We’re currently working on applying these techniques to problems where dimensionless groups are not known, or are partially known in simpler cases, such as non-newtonian flows and granular materials.

On Intelligence

Much of this work is motivated by bigger questions of how our understanding of the physical world works, how much of it we can automate and use to assist us in discovering more fundamental questions.

The most profound realization I’ve had in the past few years is that the rules that animate our world cannot be divorced from the means by which they were discovered. And changing the means will change the rules and their properties in non-trivial ways. In other words, the process of understanding and the assumptions it presumes are an integral part of the understanding we seek.

This puts in question our dogma of objectivity: the ability to find representations of the world that are independent from the observer. If the reality we conceive is heavily dependent on our means of discovery (including our thinking patterns), speaking of an independent ‘reality’ out there is almost meaningless. Furthermore, if the intelligence we use to access reality is poorly understood, how can we agree on a unified objective truth, independent of us? 

For example, machine intelligence is very different from human intelligence in many respects; but one cannot deny its superhuman ability to process information and make predictions. Do we then claim that machines aren’t intelligent simply because they do not fit our traditional definition, or do we readjust our view of what reality is in terms of that intelligence. 

The perspective that reality is not accessible objectively, independently of the observer, is not new. My favorite perspective on this problem comes from enactivism: the view that reality arises through the organism’s interaction with its environment. Both reality and the self that accesses it are deeply intertwined that isolating one or the other - as we are deeply programmed to do so - is prone to fully capture what we are, and what the world is.
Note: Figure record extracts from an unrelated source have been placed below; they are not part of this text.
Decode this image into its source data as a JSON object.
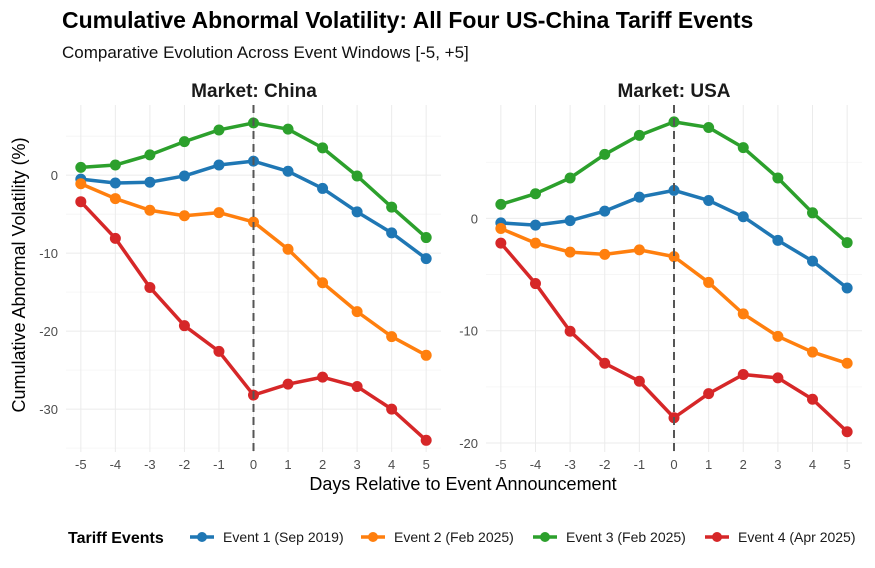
{
  "chart_data": {
    "type": "line",
    "title": "Cumulative Abnormal Volatility: All Four US-China Tariff Events",
    "subtitle": "Comparative Evolution Across Event Windows [-5, +5]",
    "xlabel": "Days Relative to Event Announcement",
    "ylabel": "Cumulative Abnormal Volatility (%)",
    "x": [
      -5,
      -4,
      -3,
      -2,
      -1,
      0,
      1,
      2,
      3,
      4,
      5
    ],
    "x_ticks": [
      "-5",
      "-4",
      "-3",
      "-2",
      "-1",
      "0",
      "1",
      "2",
      "3",
      "4",
      "5"
    ],
    "reference_line": {
      "x": 0,
      "style": "dashed"
    },
    "grid": true,
    "legend": {
      "title": "Tariff Events",
      "placement": "bottom",
      "entries": [
        {
          "name": "Event 1 (Sep 2019)",
          "color": "#1f77b4"
        },
        {
          "name": "Event 2 (Feb 2025)",
          "color": "#ff7f0e"
        },
        {
          "name": "Event 3 (Feb 2025)",
          "color": "#2ca02c"
        },
        {
          "name": "Event 4 (Apr 2025)",
          "color": "#d62728"
        }
      ]
    },
    "panels": [
      {
        "label": "Market: China",
        "ylim": [
          -35.5,
          9
        ],
        "y_ticks": [
          0,
          -10,
          -20,
          -30
        ],
        "y_tick_labels": [
          "0",
          "-10",
          "-20",
          "-30"
        ],
        "series": [
          {
            "name": "Event 1 (Sep 2019)",
            "values": [
              -0.5,
              -1.0,
              -0.9,
              -0.1,
              1.3,
              1.8,
              0.5,
              -1.7,
              -4.7,
              -7.4,
              -10.7
            ]
          },
          {
            "name": "Event 2 (Feb 2025)",
            "values": [
              -1.1,
              -3.0,
              -4.5,
              -5.2,
              -4.8,
              -6.0,
              -9.5,
              -13.8,
              -17.5,
              -20.7,
              -23.1
            ]
          },
          {
            "name": "Event 3 (Feb 2025)",
            "values": [
              1.0,
              1.3,
              2.6,
              4.3,
              5.8,
              6.7,
              5.9,
              3.5,
              -0.1,
              -4.1,
              -8.0
            ]
          },
          {
            "name": "Event 4 (Apr 2025)",
            "values": [
              -3.4,
              -8.1,
              -14.4,
              -19.3,
              -22.6,
              -28.2,
              -26.8,
              -25.9,
              -27.1,
              -30.0,
              -34.0
            ]
          }
        ]
      },
      {
        "label": "Market: USA",
        "ylim": [
          -20.8,
          10.1
        ],
        "y_ticks": [
          0,
          -10,
          -20
        ],
        "y_tick_labels": [
          "0",
          "-10",
          "-20"
        ],
        "series": [
          {
            "name": "Event 1 (Sep 2019)",
            "values": [
              -0.4,
              -0.6,
              -0.2,
              0.65,
              1.9,
              2.5,
              1.6,
              0.15,
              -1.95,
              -3.8,
              -6.2
            ]
          },
          {
            "name": "Event 2 (Feb 2025)",
            "values": [
              -0.9,
              -2.2,
              -3.0,
              -3.2,
              -2.8,
              -3.4,
              -5.7,
              -8.5,
              -10.5,
              -11.9,
              -12.9
            ]
          },
          {
            "name": "Event 3 (Feb 2025)",
            "values": [
              1.25,
              2.2,
              3.6,
              5.7,
              7.4,
              8.6,
              8.1,
              6.3,
              3.6,
              0.5,
              -2.15
            ]
          },
          {
            "name": "Event 4 (Apr 2025)",
            "values": [
              -2.2,
              -5.8,
              -10.05,
              -12.9,
              -14.5,
              -17.75,
              -15.6,
              -13.9,
              -14.2,
              -16.1,
              -19.0
            ]
          }
        ]
      }
    ]
  }
}
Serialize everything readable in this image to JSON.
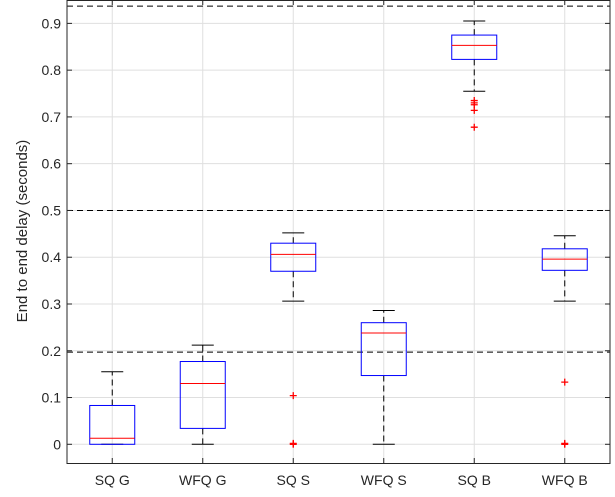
{
  "chart_data": {
    "type": "box",
    "ylabel": "End to end delay (seconds)",
    "xlabel": "",
    "ylim": [
      -0.04,
      0.95
    ],
    "yticks": [
      0,
      0.1,
      0.2,
      0.3,
      0.4,
      0.5,
      0.6,
      0.7,
      0.8,
      0.9
    ],
    "ytick_labels": [
      "0",
      "0.1",
      "0.2",
      "0.3",
      "0.4",
      "0.5",
      "0.6",
      "0.7",
      "0.8",
      "0.9"
    ],
    "grid": true,
    "reference_lines": [
      0.197,
      0.5,
      0.937
    ],
    "categories": [
      "SQ G",
      "WFQ G",
      "SQ S",
      "WFQ S",
      "SQ B",
      "WFQ B"
    ],
    "boxes": [
      {
        "whisker_low": 0.0,
        "q1": 0.0,
        "median": 0.013,
        "q3": 0.083,
        "whisker_high": 0.155,
        "outliers": []
      },
      {
        "whisker_low": 0.0,
        "q1": 0.034,
        "median": 0.13,
        "q3": 0.177,
        "whisker_high": 0.212,
        "outliers": []
      },
      {
        "whisker_low": 0.306,
        "q1": 0.37,
        "median": 0.406,
        "q3": 0.43,
        "whisker_high": 0.452,
        "outliers": [
          0.104,
          0.002,
          0.0
        ]
      },
      {
        "whisker_low": 0.0,
        "q1": 0.147,
        "median": 0.238,
        "q3": 0.26,
        "whisker_high": 0.286,
        "outliers": []
      },
      {
        "whisker_low": 0.755,
        "q1": 0.823,
        "median": 0.853,
        "q3": 0.875,
        "whisker_high": 0.905,
        "outliers": [
          0.735,
          0.73,
          0.726,
          0.714,
          0.678
        ]
      },
      {
        "whisker_low": 0.306,
        "q1": 0.372,
        "median": 0.396,
        "q3": 0.418,
        "whisker_high": 0.446,
        "outliers": [
          0.133,
          0.002,
          0.0
        ]
      }
    ],
    "colors": {
      "box": "#0000ff",
      "median": "#ff0000",
      "whisker": "#000000",
      "outlier": "#ff0000",
      "grid": "#dfdfdf",
      "axis": "#262626"
    }
  }
}
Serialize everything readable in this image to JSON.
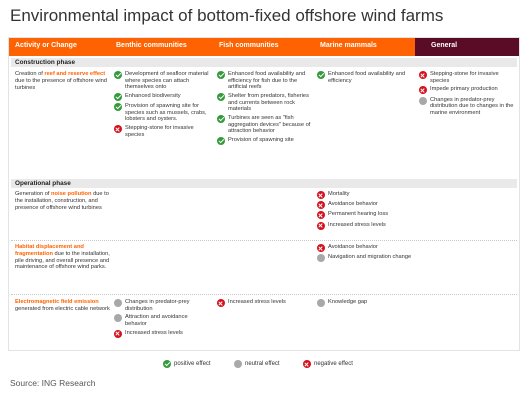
{
  "title": "Environmental impact of bottom-fixed offshore wind farms",
  "source": "Source: ING Research",
  "columns": [
    "Activity or Change",
    "Benthic communities",
    "Fish communities",
    "Marine mammals",
    "General"
  ],
  "colors": {
    "accent": "#ff6200",
    "general_header": "#5a0c27",
    "positive": "#349a3c",
    "neutral": "#a8a8a8",
    "negative": "#d4111c"
  },
  "phases": {
    "construction": "Construction phase",
    "operational": "Operational phase"
  },
  "rows": {
    "reef": {
      "label_pre": "Creation of ",
      "label_hl": "reef and reserve effect",
      "label_post": " due to the presence of offshore wind turbines",
      "benthic": [
        {
          "t": "Development of seafloor material where species can attach themselves onto",
          "e": "positive"
        },
        {
          "t": "Enhanced biodiversity",
          "e": "positive"
        },
        {
          "t": "Provision of spawning site for species such as mussels, crabs, lobsters and oysters.",
          "e": "positive"
        },
        {
          "t": "Stepping-stone for invasive species",
          "e": "negative"
        }
      ],
      "fish": [
        {
          "t": "Enhanced food availability and efficiency for fish due to the artificial reefs",
          "e": "positive"
        },
        {
          "t": "Shelter from predators, fisheries and currents between rock materials",
          "e": "positive"
        },
        {
          "t": "Turbines are seen as \"fish aggregation devices\" because of attraction behavior",
          "e": "positive"
        },
        {
          "t": "Provision of spawning site",
          "e": "positive"
        }
      ],
      "mammals": [
        {
          "t": "Enhanced food availability and efficiency",
          "e": "positive"
        }
      ],
      "general": [
        {
          "t": "Stepping-stone for invasive species",
          "e": "negative"
        },
        {
          "t": "Impede primary production",
          "e": "negative"
        },
        {
          "t": "Changes in predator-prey distribution due to changes in the marine environment",
          "e": "neutral"
        }
      ]
    },
    "noise": {
      "label_pre": "Generation of ",
      "label_hl": "noise pollution",
      "label_post": " due to the installation, construction, and presence of offshore wind turbines",
      "mammals": [
        {
          "t": "Mortality",
          "e": "negative"
        },
        {
          "t": "Avoidance behavior",
          "e": "negative"
        },
        {
          "t": "Permanent hearing loss",
          "e": "negative"
        },
        {
          "t": "Increased stress levels",
          "e": "negative"
        }
      ]
    },
    "habitat": {
      "label_pre": "",
      "label_hl": "Habitat displacement and fragmentation",
      "label_post": " due to the installation, pile driving, and overall presence and maintenance of offshore wind parks.",
      "mammals": [
        {
          "t": "Avoidance behavior",
          "e": "negative"
        },
        {
          "t": "Navigation and migration change",
          "e": "neutral"
        }
      ]
    },
    "emf": {
      "label_pre": "",
      "label_hl": "Electromagnetic field emission",
      "label_post": " generated from electric cable network",
      "benthic": [
        {
          "t": "Changes in predator-prey distribution",
          "e": "neutral"
        },
        {
          "t": "Attraction and avoidance behavior",
          "e": "neutral"
        },
        {
          "t": "Increased stress levels",
          "e": "negative"
        }
      ],
      "fish": [
        {
          "t": "Increased stress levels",
          "e": "negative"
        }
      ],
      "mammals": [
        {
          "t": "Knowledge gap",
          "e": "neutral"
        }
      ]
    }
  },
  "legend": [
    {
      "t": "positive effect",
      "e": "positive"
    },
    {
      "t": "neutral effect",
      "e": "neutral"
    },
    {
      "t": "negative effect",
      "e": "negative"
    }
  ]
}
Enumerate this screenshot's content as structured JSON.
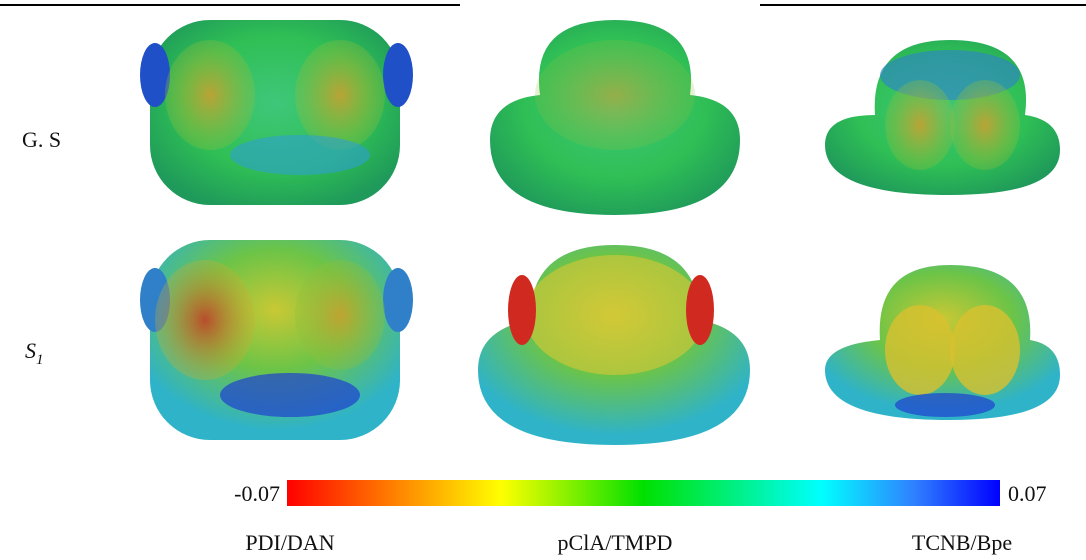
{
  "rows": [
    {
      "label": "G. S"
    },
    {
      "label": "S",
      "subscript": "1"
    }
  ],
  "columns": [
    {
      "label": "PDI/DAN"
    },
    {
      "label": "pClA/TMPD"
    },
    {
      "label": "TCNB/Bpe"
    }
  ],
  "colorbar": {
    "min_label": "-0.07",
    "max_label": "0.07"
  }
}
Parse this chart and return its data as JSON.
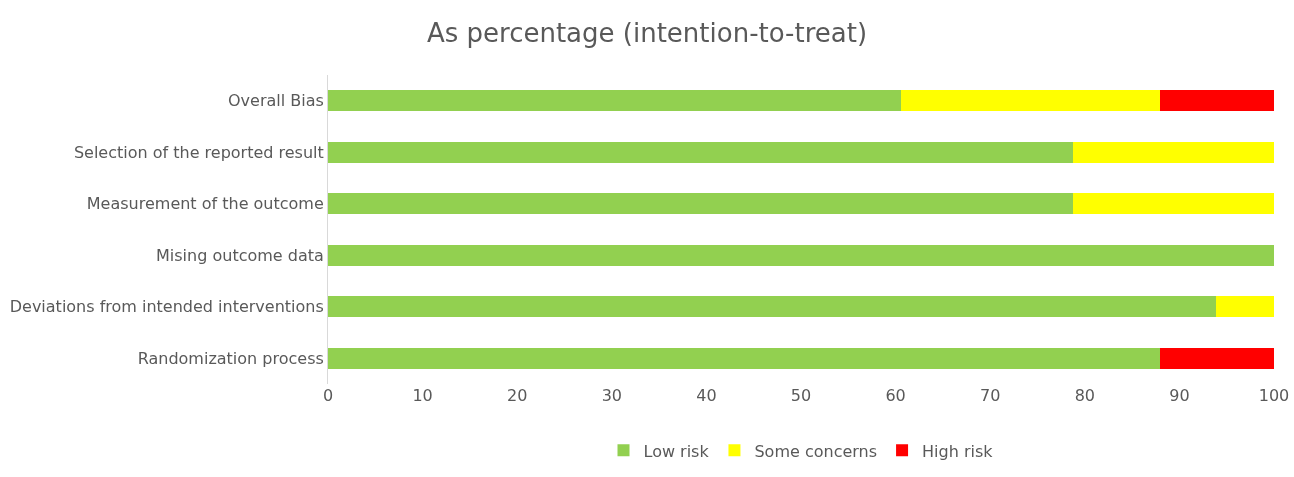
{
  "chart_data": {
    "type": "bar",
    "orientation": "horizontal",
    "stacked": true,
    "title": "As percentage (intention-to-treat)",
    "categories": [
      "Overall Bias",
      "Selection of the reported result",
      "Measurement of the outcome",
      "Mising outcome data",
      "Deviations from intended interventions",
      "Randomization process"
    ],
    "series": [
      {
        "name": "Low risk",
        "color": "#92d050",
        "values": [
          60.6,
          78.8,
          78.8,
          100,
          93.9,
          87.9
        ]
      },
      {
        "name": "Some concerns",
        "color": "#ffff00",
        "values": [
          27.3,
          21.2,
          21.2,
          0,
          6.1,
          0
        ]
      },
      {
        "name": "High risk",
        "color": "#ff0000",
        "values": [
          12.1,
          0,
          0,
          0,
          0,
          12.1
        ]
      }
    ],
    "xlim": [
      0,
      100
    ],
    "xticks": [
      0,
      10,
      20,
      30,
      40,
      50,
      60,
      70,
      80,
      90,
      100
    ],
    "grid": false,
    "legend": "bottom"
  }
}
This philosophical question will become more relevant as we are increasingly concerned with automating the intelligence that finds the rules of motion, rather than doing it purely based on our intuition. Questions of how fundamental the rules we find are, how much they represent the reality they can predict, and how much we can expect them to generalize, become engineering rather than philosophical questions. 

My work attempts to address these questions from both the application and the theoretical perspectives; while constantly grappling with the ethical issues that arise from them. I’m excited about how the next 10 years will transform how we do science; and I’m excited to contribute to that revolution.